Specific Type: Wooden
In 1983, Marriott was looking to sell off its Great America park due to its disappointing earnings, and had agreed to sell the park to Caz Development company, but Marriott also gave a first option to the park to the city of Santa Clara, which leased 55 acres of parking to the park. With both the city and Caz interested in owning the park, tensions between the parties as well as legal disputes threatened to destroy all deals. Finally though, in the middle of 1985, the city was able to purchase the park from Marriott for $93.5 million, and Caz Development was allowed to build a hotel and office on land nearby, satisfying all parties involved.
For its first season as the owner of the park, the city wanted to add something big for 1986 in the form of the wooden Grizzly. Designed by Dinn & Summers, and built by the Kings Island Construction, Maintenance, and Engineering Department, the “new” wooden coaster was a double-out-&-back coaster designed based off of the Wildcat at Cincinnati’s Coney Island. Just four years prior, Kings Island CME had designed another Grizzly coaster, also based on the Wildcat, however the one at Great America was designed to be a “tamer and gentler” version than those two coasters. Oddly enough, just three years later in 1989, Great America would be purchased by Kings Entertainment Company, under which Kings Island CME operated. The Grizzly is one of only a small percentage of wooden coasters to feature trains made by Morgan Manufacturing.
The ride starts off with a slow, gliding turnaround which brings the train back towards the brake run as it straightens out and passes the transfer track, then turns left as it parallels the brake run for its climb up the lift hill. After climbing 91 feet up into the air, the train then crests the lift hill and plummets 88 feet down to earth, plunging at 55 mph just feet above the ground, twisting slightly to the right as it reaches the bottom of the hill. At this point, the track pulls skyward and levels out into a wide, flat turnaround that sends the train back towards the middle of the lift hill. From here, the train drops back down towards the ground again next to the park’s go-kart track before climbing up and over a long, extended hill which turns slightly to the left, lining the train back up parallel with the lift hill and directly alongside the final brake run.

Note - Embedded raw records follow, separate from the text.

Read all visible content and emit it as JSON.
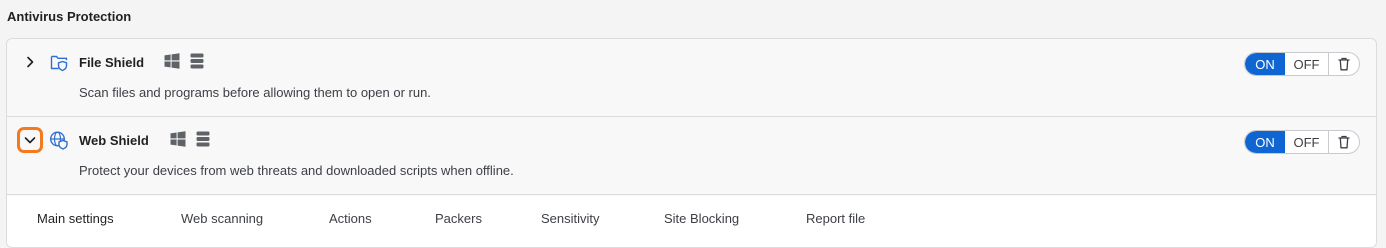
{
  "section": {
    "title": "Antivirus Protection"
  },
  "shields": [
    {
      "name": "File Shield",
      "description": "Scan files and programs before allowing them to open or run.",
      "expanded": false,
      "toggle": {
        "on_label": "ON",
        "off_label": "OFF",
        "state": "on"
      }
    },
    {
      "name": "Web Shield",
      "description": "Protect your devices from web threats and downloaded scripts when offline.",
      "expanded": true,
      "toggle": {
        "on_label": "ON",
        "off_label": "OFF",
        "state": "on"
      }
    }
  ],
  "tabs": [
    {
      "label": "Main settings",
      "active": true
    },
    {
      "label": "Web scanning",
      "active": false
    },
    {
      "label": "Actions",
      "active": false
    },
    {
      "label": "Packers",
      "active": false
    },
    {
      "label": "Sensitivity",
      "active": false
    },
    {
      "label": "Site Blocking",
      "active": false
    },
    {
      "label": "Report file",
      "active": false
    }
  ],
  "colors": {
    "accent": "#0f66d3",
    "focus_ring": "#f47a1f",
    "icon_blue": "#2f6fcf",
    "icon_gray": "#5f6368"
  },
  "icons": {
    "file_shield": "file-shield-icon",
    "web_shield": "globe-shield-icon",
    "windows": "windows-icon",
    "server": "server-icon",
    "delete": "trash-icon",
    "expand": "chevron-right-icon",
    "collapse": "chevron-down-icon"
  }
}
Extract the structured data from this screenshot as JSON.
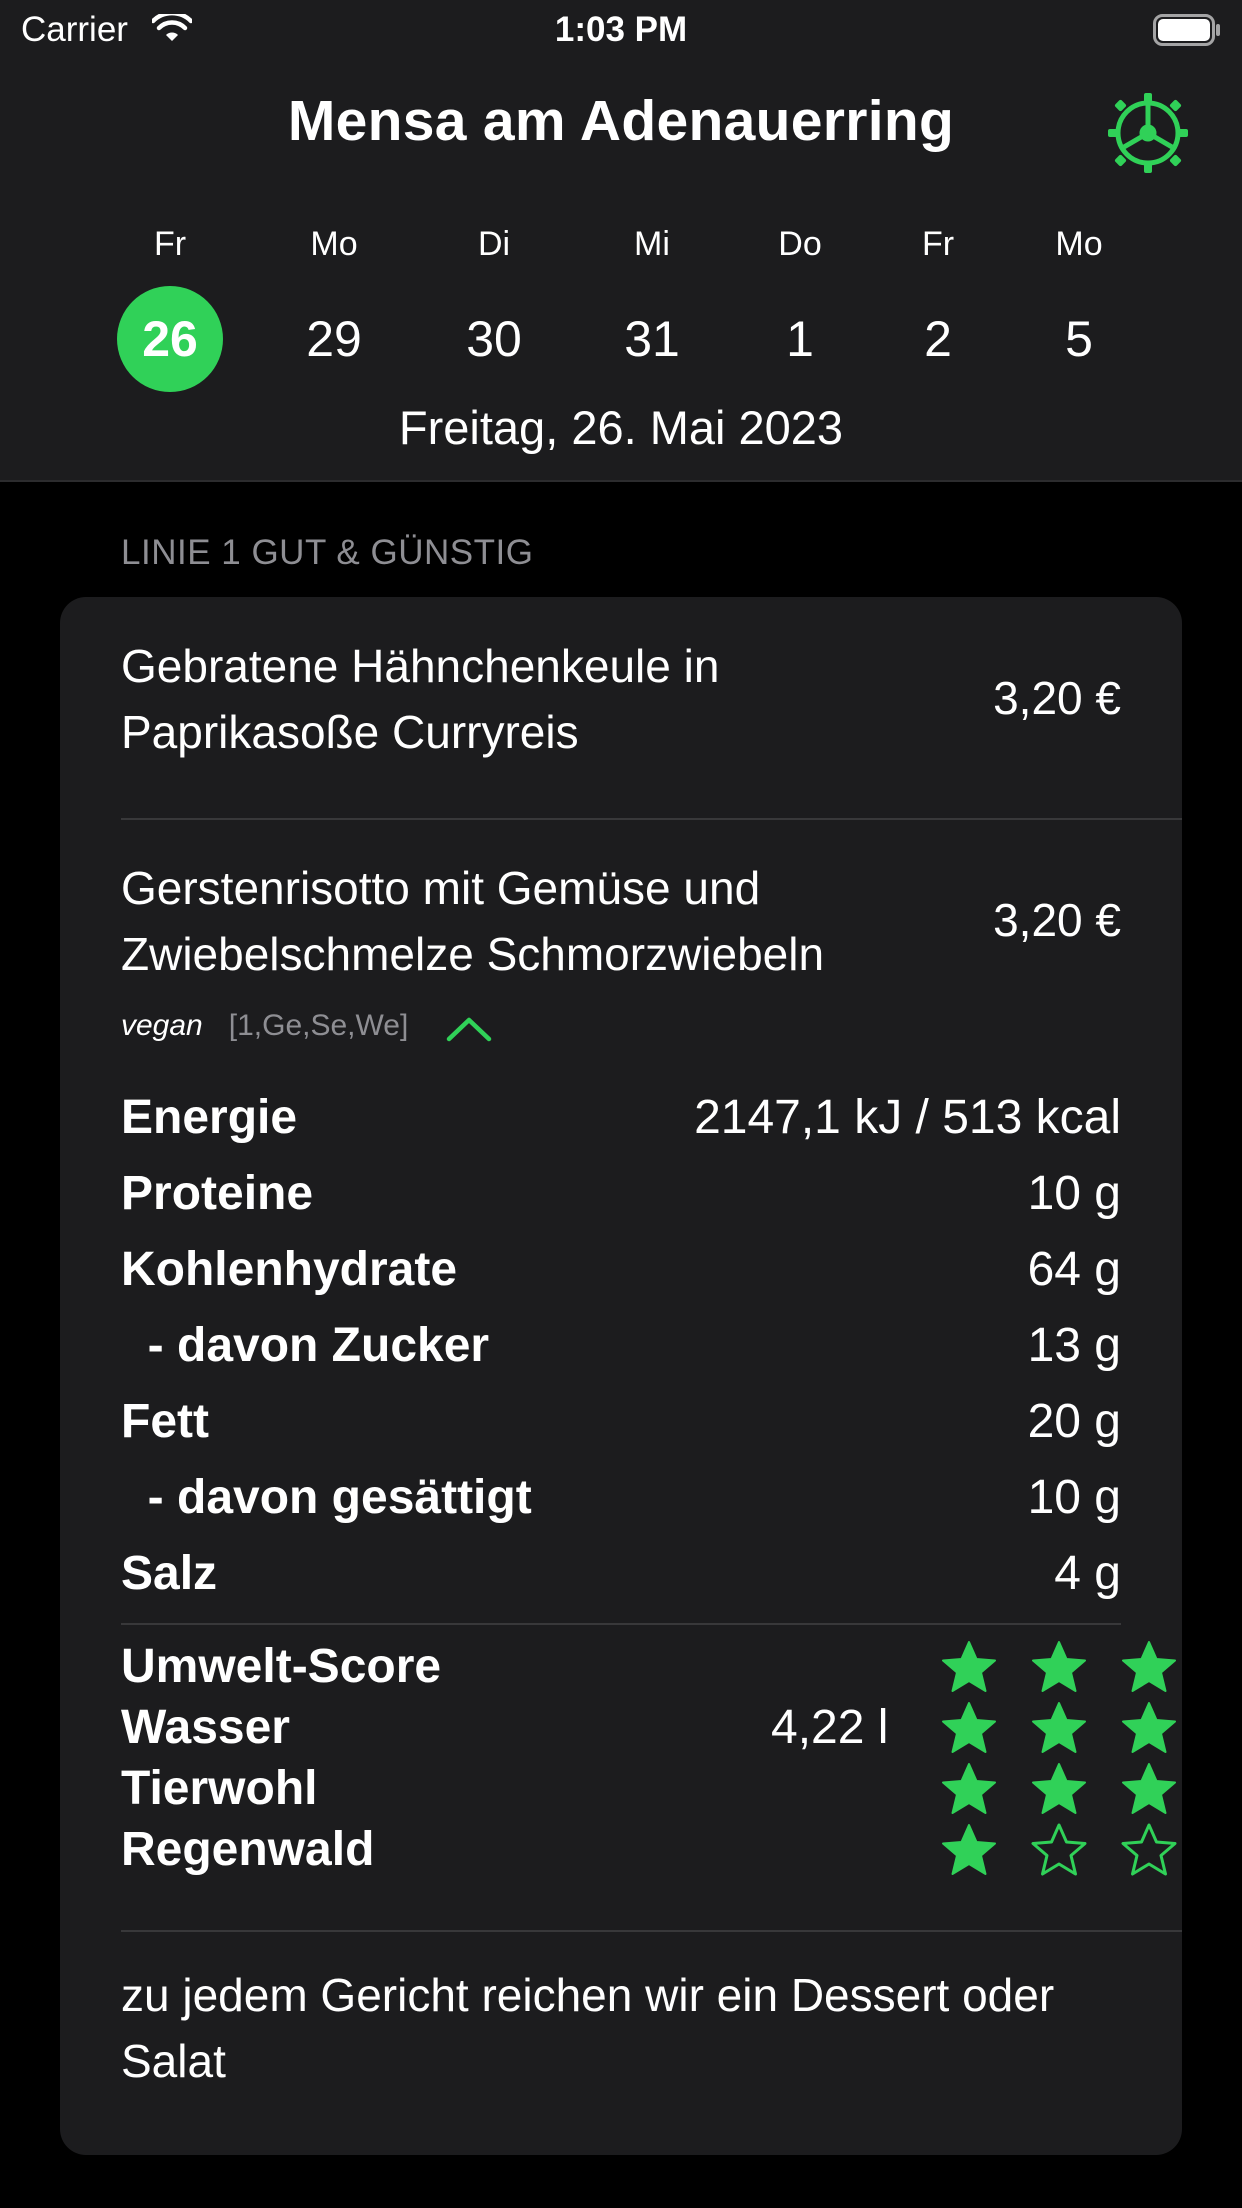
{
  "status_bar": {
    "carrier": "Carrier",
    "time": "1:03 PM"
  },
  "header": {
    "title": "Mensa am Adenauerring",
    "days": [
      {
        "name": "Fr",
        "num": "26",
        "selected": true
      },
      {
        "name": "Mo",
        "num": "29"
      },
      {
        "name": "Di",
        "num": "30"
      },
      {
        "name": "Mi",
        "num": "31"
      },
      {
        "name": "Do",
        "num": "1"
      },
      {
        "name": "Fr",
        "num": "2"
      },
      {
        "name": "Mo",
        "num": "5"
      }
    ],
    "selected_date": "Freitag, 26. Mai 2023"
  },
  "section": {
    "label": "LINIE 1 GUT & GÜNSTIG"
  },
  "meals": [
    {
      "name": "Gebratene Hähnchenkeule in Paprikasoße Curryreis",
      "price": "3,20 €"
    },
    {
      "name": "Gerstenrisotto mit Gemüse und Zwiebelschmelze Schmorzwiebeln",
      "price": "3,20 €",
      "tag": "vegan",
      "allergens": "[1,Ge,Se,We]"
    }
  ],
  "nutrition": [
    {
      "label": "Energie",
      "value": "2147,1 kJ / 513 kcal"
    },
    {
      "label": "Proteine",
      "value": "10 g"
    },
    {
      "label": "Kohlenhydrate",
      "value": "64 g"
    },
    {
      "label": "  - davon Zucker",
      "value": "13 g"
    },
    {
      "label": "Fett",
      "value": "20 g"
    },
    {
      "label": "  - davon gesättigt",
      "value": "10 g"
    },
    {
      "label": "Salz",
      "value": "4 g"
    }
  ],
  "scores": [
    {
      "label": "Umwelt-Score",
      "value": "",
      "stars": 3
    },
    {
      "label": "Wasser",
      "value": "4,22 l",
      "stars": 3
    },
    {
      "label": "Tierwohl",
      "value": "",
      "stars": 3
    },
    {
      "label": "Regenwald",
      "value": "",
      "stars": 1
    }
  ],
  "footer_note": "zu jedem Gericht reichen wir ein Dessert oder Salat",
  "colors": {
    "accent": "#30d158",
    "card": "#1c1c1e",
    "background": "#000000",
    "secondary_text": "#8e8e93"
  },
  "icons": {
    "settings": "gear-icon",
    "collapse": "chevron-up-icon",
    "star_filled": "star-filled-icon",
    "star_empty": "star-outline-icon"
  }
}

Still banking to the left, the track then banks even more heavily as the train pulls up and traverses over a rising and falling fan-curve turnaround. After dropping back down, the train then crosses under itself and traverses another long, low, stretched-out hill that turns slightly to the right and lines the train back up with its initial “out” run. Another dip back down to the ground is followed by a sharp rise up into another right-hand turnaround, following along the inside of the first turnaround. For its finale, the track drops back down again and sends the train flying over a low bunny hill before banking and twisting to the left, twisting and rising as it levels back out into the final brake run.